Does this really happen for people? I haven't ever seen this class of bug, and shudder to think of how it happens in code. Sure support tickets are nicer with the prefix, but how would a bug manifest in the code itself?
Also, KSUID has been around since before UUIDv7 and seems to meet all of the author's same requirements and has many client libraries already. Guess people doing research on it still aren't able to find it, or just want to do their own anyway which is cool too.
I wrote an article comparing different GUID implementations and also prepared a clear spreadsheet with side‑by‑side implementation comparisons.
https://medium.com/@orefalo_66733/globally-unique-identifier...
Looking at your implementation, I like the clean split between shard, tenant, and sequence.
However, this results in a 160‑bit format, which does not fit natively in most databases, as they usually use the UUID type. I also find 60 bits of randomness to be low (ULID also uses 60).
Last point, using a GUID is not only for sharding. It is also important for protecting against predictability, which beyond the GUID structure, requires using the right approved crypto‑safe random generator.
The checksum idea is interesting, but why make it a tack-on at the end? Taking 20 random bits to use for a mandatory checksum seems like an interesting trade-off.
Epoch shift with 48-bit timestamp that has >12,000 years of range to get another 50 years of range is an amusing choice.
> The old auto-increment IDs were totally fine—until suddenly they weren’t, because multiple shards couldn’t share the same global counter anymore.

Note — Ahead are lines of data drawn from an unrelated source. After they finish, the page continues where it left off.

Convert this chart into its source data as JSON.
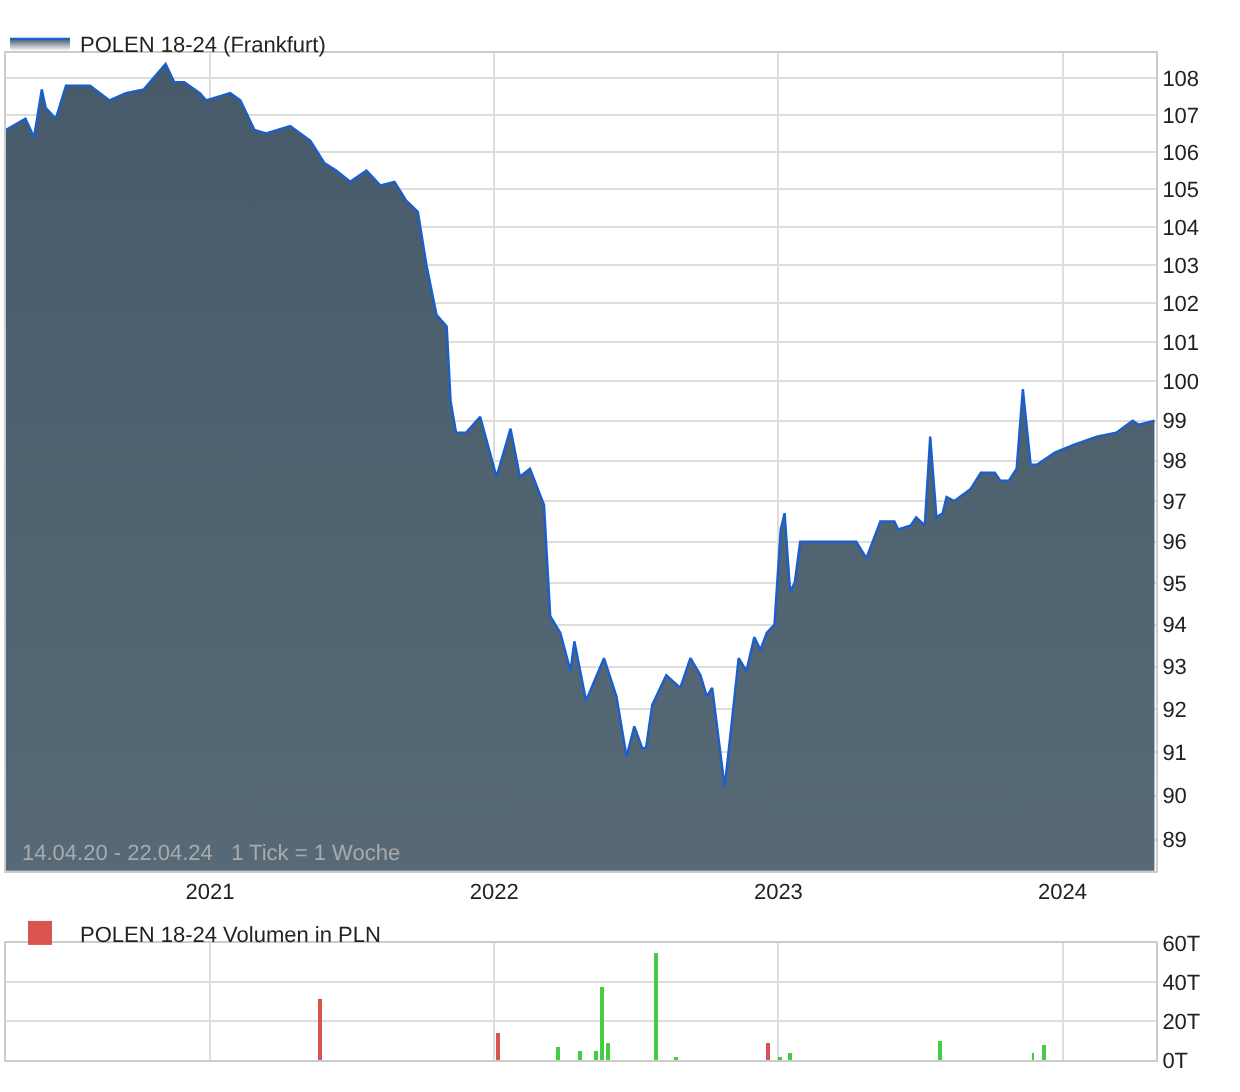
{
  "chart_data": [
    {
      "type": "area",
      "log": "y",
      "grid": true,
      "legend": "top left",
      "marker": "none",
      "line_style": "solid",
      "annotations": [
        "14.04.20 - 22.04.24   1 Tick = 1 Woche"
      ],
      "xlim": [
        "2020-04-14",
        "2024-04-30"
      ],
      "xticks": [
        {
          "value": "2021-01-01",
          "label": "2021"
        },
        {
          "value": "2022-01-01",
          "label": "2022"
        },
        {
          "value": "2023-01-01",
          "label": "2023"
        },
        {
          "value": "2024-01-01",
          "label": "2024"
        }
      ],
      "ylim": [
        88.3,
        108.7
      ],
      "yticks": [
        89,
        90,
        91,
        92,
        93,
        94,
        95,
        96,
        97,
        98,
        99,
        100,
        101,
        102,
        103,
        104,
        105,
        106,
        107,
        108
      ],
      "series": [
        {
          "name": "POLEN 18-24 (Frankfurt)",
          "color": "#1a5fcc",
          "x": [
            "2020-04-14",
            "2020-05-09",
            "2020-05-20",
            "2020-05-30",
            "2020-06-04",
            "2020-06-17",
            "2020-06-30",
            "2020-07-18",
            "2020-07-31",
            "2020-08-25",
            "2020-09-15",
            "2020-10-08",
            "2020-11-05",
            "2020-11-16",
            "2020-11-29",
            "2020-12-19",
            "2020-12-27",
            "2021-01-27",
            "2021-02-09",
            "2021-02-27",
            "2021-03-14",
            "2021-04-14",
            "2021-05-10",
            "2021-05-28",
            "2021-06-12",
            "2021-06-30",
            "2021-07-21",
            "2021-08-08",
            "2021-08-26",
            "2021-09-10",
            "2021-09-25",
            "2021-10-06",
            "2021-10-19",
            "2021-11-01",
            "2021-11-06",
            "2021-11-13",
            "2021-11-26",
            "2021-12-14",
            "2022-01-04",
            "2022-01-22",
            "2022-02-03",
            "2022-02-16",
            "2022-03-06",
            "2022-03-14",
            "2022-03-27",
            "2022-04-09",
            "2022-04-14",
            "2022-04-29",
            "2022-05-22",
            "2022-06-07",
            "2022-06-20",
            "2022-06-30",
            "2022-07-10",
            "2022-07-15",
            "2022-07-23",
            "2022-08-10",
            "2022-08-28",
            "2022-09-10",
            "2022-09-23",
            "2022-10-01",
            "2022-10-08",
            "2022-10-24",
            "2022-11-01",
            "2022-11-11",
            "2022-11-21",
            "2022-12-01",
            "2022-12-09",
            "2022-12-17",
            "2022-12-27",
            "2023-01-04",
            "2023-01-09",
            "2023-01-16",
            "2023-01-22",
            "2023-01-29",
            "2023-04-11",
            "2023-04-24",
            "2023-05-12",
            "2023-05-30",
            "2023-06-04",
            "2023-06-20",
            "2023-06-27",
            "2023-07-08",
            "2023-07-15",
            "2023-07-23",
            "2023-07-31",
            "2023-08-05",
            "2023-08-15",
            "2023-09-05",
            "2023-09-18",
            "2023-10-06",
            "2023-10-13",
            "2023-10-24",
            "2023-11-03",
            "2023-11-11",
            "2023-11-21",
            "2023-11-29",
            "2023-12-22",
            "2024-01-16",
            "2024-02-14",
            "2024-03-10",
            "2024-03-31",
            "2024-04-08",
            "2024-04-28"
          ],
          "values": [
            106.6,
            106.9,
            106.4,
            107.7,
            107.2,
            106.9,
            107.8,
            107.8,
            107.8,
            107.4,
            107.6,
            107.7,
            108.4,
            107.9,
            107.9,
            107.6,
            107.4,
            107.6,
            107.4,
            106.6,
            106.5,
            106.7,
            106.3,
            105.7,
            105.5,
            105.2,
            105.5,
            105.1,
            105.2,
            104.7,
            104.4,
            103.0,
            101.7,
            101.4,
            99.5,
            98.7,
            98.7,
            99.1,
            97.6,
            98.8,
            97.6,
            97.8,
            96.9,
            94.2,
            93.8,
            92.9,
            93.6,
            92.2,
            93.2,
            92.3,
            90.9,
            91.6,
            91.1,
            91.1,
            92.1,
            92.8,
            92.5,
            93.2,
            92.8,
            92.3,
            92.5,
            90.2,
            91.5,
            93.2,
            92.9,
            93.7,
            93.4,
            93.8,
            94.0,
            96.3,
            96.7,
            94.8,
            95.0,
            96.0,
            96.0,
            95.6,
            96.5,
            96.5,
            96.3,
            96.4,
            96.6,
            96.4,
            98.6,
            96.6,
            96.7,
            97.1,
            97.0,
            97.3,
            97.7,
            97.7,
            97.5,
            97.5,
            97.8,
            99.8,
            97.9,
            97.9,
            98.2,
            98.4,
            98.6,
            98.7,
            99.0,
            98.9,
            99.0
          ]
        }
      ]
    },
    {
      "type": "bar",
      "grid": true,
      "legend": "top left",
      "tick_labels": "y",
      "xlim": [
        "2020-04-14",
        "2024-04-30"
      ],
      "xticks": [
        {
          "value": "2021-01-01",
          "label": null
        },
        {
          "value": "2022-01-01",
          "label": null
        },
        {
          "value": "2023-01-01",
          "label": null
        },
        {
          "value": "2024-01-01",
          "label": null
        }
      ],
      "ylim": [
        0,
        60
      ],
      "yticks": [
        {
          "value": 0,
          "label": "0T"
        },
        {
          "value": 20,
          "label": "20T"
        },
        {
          "value": 40,
          "label": "40T"
        },
        {
          "value": 60,
          "label": "60T"
        }
      ],
      "series": [
        {
          "name": "POLEN 18-24 Volumen in PLN",
          "color": "#d9534f",
          "x": [
            "2021-05-22",
            "2022-01-06",
            "2022-03-24",
            "2022-04-22",
            "2022-05-12",
            "2022-05-20",
            "2022-05-28",
            "2022-07-28",
            "2022-08-23",
            "2022-12-19",
            "2023-01-04",
            "2023-01-16",
            "2023-07-28",
            "2023-11-24",
            "2023-12-09"
          ],
          "values": [
            31,
            14,
            7,
            5,
            5,
            38,
            9,
            55,
            1,
            9,
            1,
            4,
            10,
            4,
            8
          ],
          "colors": [
            "#d9534f",
            "#d9534f",
            "#44cc44",
            "#44cc44",
            "#44cc44",
            "#44cc44",
            "#44cc44",
            "#44cc44",
            "#44cc44",
            "#d9534f",
            "#44cc44",
            "#44cc44",
            "#44cc44",
            "#44cc44",
            "#44cc44"
          ]
        }
      ]
    }
  ]
}
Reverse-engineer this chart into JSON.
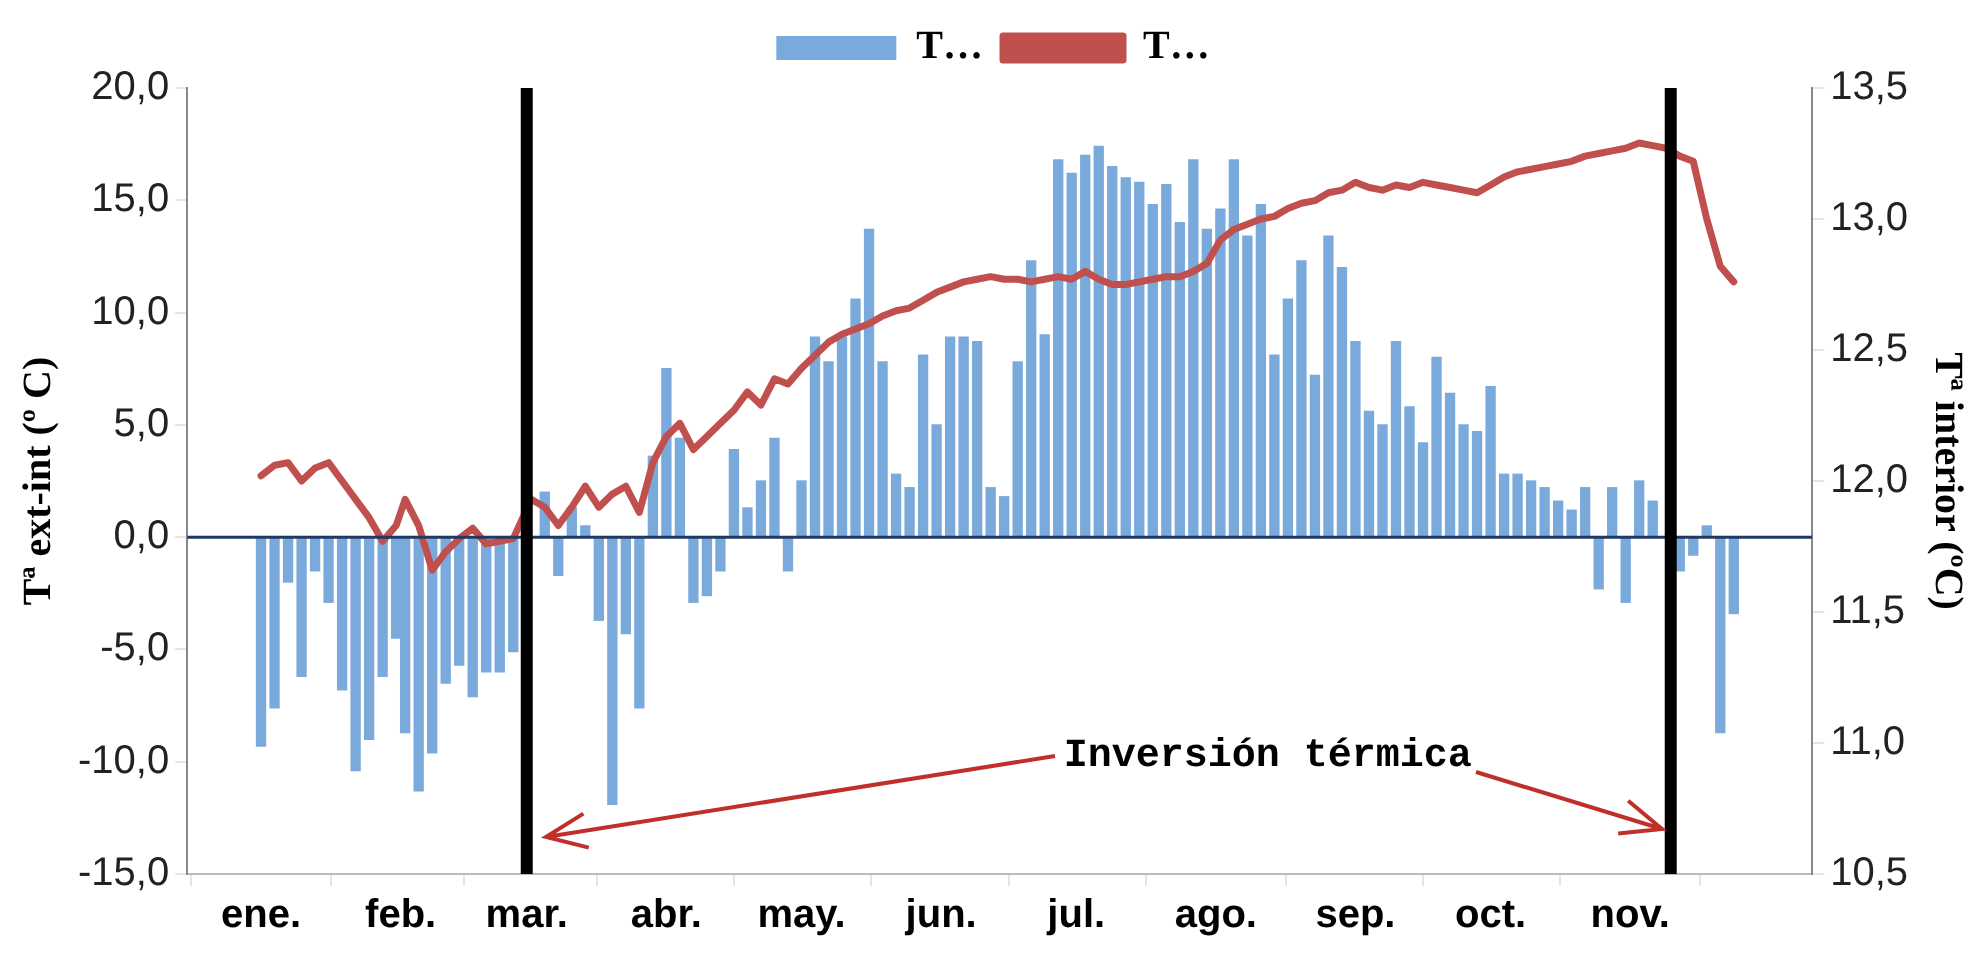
{
  "chart_data": {
    "type": "bar",
    "x": [
      "--01-01",
      "--01-04",
      "--01-07",
      "--01-10",
      "--01-13",
      "--01-16",
      "--01-19",
      "--01-22",
      "--01-25",
      "--01-28",
      "--01-31",
      "--02-02",
      "--02-05",
      "--02-08",
      "--02-11",
      "--02-14",
      "--02-17",
      "--02-20",
      "--02-23",
      "--02-26",
      "--03-02",
      "--03-05",
      "--03-08",
      "--03-11",
      "--03-14",
      "--03-17",
      "--03-20",
      "--03-23",
      "--03-26",
      "--03-29",
      "--04-01",
      "--04-04",
      "--04-07",
      "--04-10",
      "--04-13",
      "--04-16",
      "--04-19",
      "--04-22",
      "--04-25",
      "--04-28",
      "--05-01",
      "--05-04",
      "--05-07",
      "--05-10",
      "--05-13",
      "--05-16",
      "--05-19",
      "--05-22",
      "--05-25",
      "--05-28",
      "--05-31",
      "--06-03",
      "--06-06",
      "--06-09",
      "--06-12",
      "--06-15",
      "--06-18",
      "--06-21",
      "--06-24",
      "--06-27",
      "--06-30",
      "--07-03",
      "--07-06",
      "--07-09",
      "--07-12",
      "--07-15",
      "--07-18",
      "--07-21",
      "--07-24",
      "--07-27",
      "--07-30",
      "--08-02",
      "--08-05",
      "--08-08",
      "--08-11",
      "--08-14",
      "--08-17",
      "--08-20",
      "--08-23",
      "--08-26",
      "--08-29",
      "--09-01",
      "--09-04",
      "--09-07",
      "--09-10",
      "--09-13",
      "--09-16",
      "--09-19",
      "--09-22",
      "--09-25",
      "--09-28",
      "--10-01",
      "--10-04",
      "--10-07",
      "--10-10",
      "--10-13",
      "--10-16",
      "--10-19",
      "--10-22",
      "--10-25",
      "--10-28",
      "--10-31",
      "--11-03",
      "--11-06",
      "--11-09",
      "--11-12",
      "--11-15",
      "--11-18",
      "--11-21",
      "--11-24"
    ],
    "series": [
      {
        "name": "T…",
        "color": "#7aaadc",
        "values": [
          -9.3,
          -7.6,
          -2,
          -6.2,
          -1.5,
          -2.9,
          -6.8,
          -10.4,
          -9,
          -6.2,
          -4.5,
          -8.7,
          -11.3,
          -9.6,
          -6.5,
          -5.7,
          -7.1,
          -6,
          -6,
          -5.1,
          null,
          2,
          -1.7,
          1.3,
          0.5,
          -3.7,
          -11.9,
          -4.3,
          -7.6,
          3.6,
          7.5,
          4.4,
          -2.9,
          -2.6,
          -1.5,
          3.9,
          1.3,
          2.5,
          4.4,
          -1.5,
          2.5,
          8.9,
          7.8,
          8.9,
          10.6,
          13.7,
          7.8,
          2.8,
          2.2,
          8.1,
          5,
          8.9,
          8.9,
          8.7,
          2.2,
          1.8,
          7.8,
          12.3,
          9,
          16.8,
          16.2,
          17,
          17.4,
          16.5,
          16,
          15.8,
          14.8,
          15.7,
          14,
          16.8,
          13.7,
          14.6,
          16.8,
          13.4,
          14.8,
          8.1,
          10.6,
          12.3,
          7.2,
          13.4,
          12,
          8.7,
          5.6,
          5,
          8.7,
          5.8,
          4.2,
          8,
          6.4,
          5,
          4.7,
          6.7,
          2.8,
          2.8,
          2.5,
          2.2,
          1.6,
          1.2,
          2.2,
          -2.3,
          2.2,
          -2.9,
          2.5,
          1.6,
          null,
          -1.5,
          -0.8,
          0.5,
          -8.7,
          -3.4
        ]
      },
      {
        "name": "T…",
        "type": "line",
        "color": "#c0504d",
        "axis": "y2",
        "values": [
          12.02,
          12.06,
          12.07,
          12.0,
          12.05,
          12.07,
          12.0,
          11.93,
          11.86,
          11.77,
          11.83,
          11.93,
          11.83,
          11.66,
          11.73,
          11.78,
          11.82,
          11.76,
          11.77,
          11.78,
          11.93,
          11.9,
          11.83,
          11.9,
          11.98,
          11.9,
          11.95,
          11.98,
          11.88,
          12.07,
          12.17,
          12.22,
          12.12,
          12.17,
          12.22,
          12.27,
          12.34,
          12.29,
          12.39,
          12.37,
          12.43,
          12.48,
          12.53,
          12.56,
          12.58,
          12.6,
          12.63,
          12.65,
          12.66,
          12.69,
          12.72,
          12.74,
          12.76,
          12.77,
          12.78,
          12.77,
          12.77,
          12.76,
          12.77,
          12.78,
          12.77,
          12.8,
          12.77,
          12.75,
          12.75,
          12.76,
          12.77,
          12.78,
          12.78,
          12.8,
          12.83,
          12.92,
          12.96,
          12.98,
          13.0,
          13.01,
          13.04,
          13.06,
          13.07,
          13.1,
          13.11,
          13.14,
          13.12,
          13.11,
          13.13,
          13.12,
          13.14,
          13.13,
          13.12,
          13.11,
          13.1,
          13.13,
          13.16,
          13.18,
          13.19,
          13.2,
          13.21,
          13.22,
          13.24,
          13.25,
          13.26,
          13.27,
          13.29,
          13.28,
          13.27,
          13.24,
          13.22,
          13.0,
          12.82,
          12.76
        ]
      }
    ],
    "ylabel": "Tª ext-int (º C)",
    "y2label": "Tª interior (ºC)",
    "xlim": [
      "--01-01",
      "--11-25"
    ],
    "xticks": [
      {
        "value": "--01-01",
        "label": "ene."
      },
      {
        "value": "--02-01",
        "label": "feb."
      },
      {
        "value": "--03-01",
        "label": "mar."
      },
      {
        "value": "--04-01",
        "label": "abr."
      },
      {
        "value": "--05-01",
        "label": "may."
      },
      {
        "value": "--06-01",
        "label": "jun."
      },
      {
        "value": "--07-01",
        "label": "jul."
      },
      {
        "value": "--08-01",
        "label": "ago."
      },
      {
        "value": "--09-01",
        "label": "sep."
      },
      {
        "value": "--10-01",
        "label": "oct."
      },
      {
        "value": "--11-01",
        "label": "nov."
      }
    ],
    "ylim": [
      -15,
      20
    ],
    "yticks": [
      {
        "value": -15,
        "label": "-15,0"
      },
      {
        "value": -10,
        "label": "-10,0"
      },
      {
        "value": -5,
        "label": "-5,0"
      },
      {
        "value": 0,
        "label": "0,0"
      },
      {
        "value": 5,
        "label": "5,0"
      },
      {
        "value": 10,
        "label": "10,0"
      },
      {
        "value": 15,
        "label": "15,0"
      },
      {
        "value": 20,
        "label": "20,0"
      }
    ],
    "y2lim": [
      10.5,
      13.5
    ],
    "y2ticks": [
      {
        "value": 10.5,
        "label": "10,5"
      },
      {
        "value": 11,
        "label": "11,0"
      },
      {
        "value": 11.5,
        "label": "11,5"
      },
      {
        "value": 12,
        "label": "12,0"
      },
      {
        "value": 12.5,
        "label": "12,5"
      },
      {
        "value": 13,
        "label": "13,0"
      },
      {
        "value": 13.5,
        "label": "13,5"
      }
    ],
    "ref_lines": [
      {
        "axis": "y",
        "value": 0,
        "color": "#1f3864"
      },
      {
        "axis": "x",
        "value": "--03-01",
        "color": "#000000"
      },
      {
        "axis": "x",
        "value": "--11-10",
        "color": "#000000"
      }
    ],
    "annotations": [
      {
        "text": "Inversión térmica",
        "x": "--11-08",
        "y": -13
      }
    ],
    "legend": "top",
    "marker": "none",
    "line_style": "solid",
    "grid": false
  }
}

> Their workaround was simple and surprisingly effective: they offset new IDs by a huge constant—roughly a billion. Old IDs stayed below the threshold, new IDs lived above it, and nothing collided. It worked surprisingly well, but it also taught me something.
So what was the fix? The new numbers are bigger? I need a little more detail.
> If your system is running on a single database with moderate traffic, auto-increment is still probably the best answer. Don’t overthink it.
If autoincrement is the simplest way to do things, but breaks if you evolve the system in any conceivable way, maybe autoincrement isn't the simplest way to do things.
Isn't that the point of the article?
> ID formats aren’t just formats. They’re commitments.
Reading direct LLM output is highly cringeworthy.